Table of Contents
Before reading this chapter, you should be familiar with basic Unix concepts (Chapter 3, Using Unix), the Unix shell (the section called “Command Line Interfaces (CLIs): Unix Shells”, redirection (the section called “Redirection and Pipes”), and shell scripting (Chapter 4, Unix Shell Scripting).
BEFORE you start submitting jobs to a cluster or grid, you MUST know how to monitor and control them.
Jobs that go rogue can cause problems for other users, so you need to know how to watch over them to ensure they're not using more resources than expected.
If a job does go astray, you need to know how to terminate it quickly, before is impacts other users.

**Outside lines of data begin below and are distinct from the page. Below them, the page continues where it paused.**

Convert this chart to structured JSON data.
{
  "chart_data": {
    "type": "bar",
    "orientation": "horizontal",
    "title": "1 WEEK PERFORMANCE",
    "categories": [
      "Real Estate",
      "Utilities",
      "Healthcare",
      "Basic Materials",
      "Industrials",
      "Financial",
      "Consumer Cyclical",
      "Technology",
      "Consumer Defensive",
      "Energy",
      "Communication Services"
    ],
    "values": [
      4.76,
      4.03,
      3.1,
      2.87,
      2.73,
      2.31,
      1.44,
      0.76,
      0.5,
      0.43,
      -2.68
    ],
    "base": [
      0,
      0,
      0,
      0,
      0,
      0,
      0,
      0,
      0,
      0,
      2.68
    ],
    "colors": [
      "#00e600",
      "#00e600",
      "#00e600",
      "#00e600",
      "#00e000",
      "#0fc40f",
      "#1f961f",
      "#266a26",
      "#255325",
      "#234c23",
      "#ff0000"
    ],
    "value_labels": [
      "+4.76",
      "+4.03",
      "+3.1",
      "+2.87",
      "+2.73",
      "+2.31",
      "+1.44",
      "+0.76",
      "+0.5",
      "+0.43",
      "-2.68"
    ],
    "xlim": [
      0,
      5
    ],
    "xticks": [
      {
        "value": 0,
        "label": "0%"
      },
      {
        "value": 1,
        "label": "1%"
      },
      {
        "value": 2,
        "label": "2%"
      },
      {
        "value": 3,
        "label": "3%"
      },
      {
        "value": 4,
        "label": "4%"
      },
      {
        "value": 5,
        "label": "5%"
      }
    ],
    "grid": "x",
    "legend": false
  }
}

If a job is submitted and the resources required to run it are not available, the job waits in a queue until the resources become available. These pending jobs are, for the most part, started in the order they were submitted. Hence, if one user submits too many jobs at once, other users' jobs may end up waiting in the queue for a very long time.
As a general rule, if you are already using a significant share of of the total cluster resources and there are jobs pending, you should not submit new jobs until other users' jobs have a chance to run.
If there are a lot of idle resources on the cluster, it's generally better to utilize them by submitting some "extra" jobs than to let them remain idle. The ideal state for a cluster is nearly 100% utilized, but without jobs pending for a long time.
However, keep in mind that other users may need resources after you've submitted. Hence, if you're using a lot of resources, please check the cluster load once per hour. If pending jobs appear after you've submitted, and none of your jobs are near completion, please kill some of them to allow other users a fair share of cluster resources.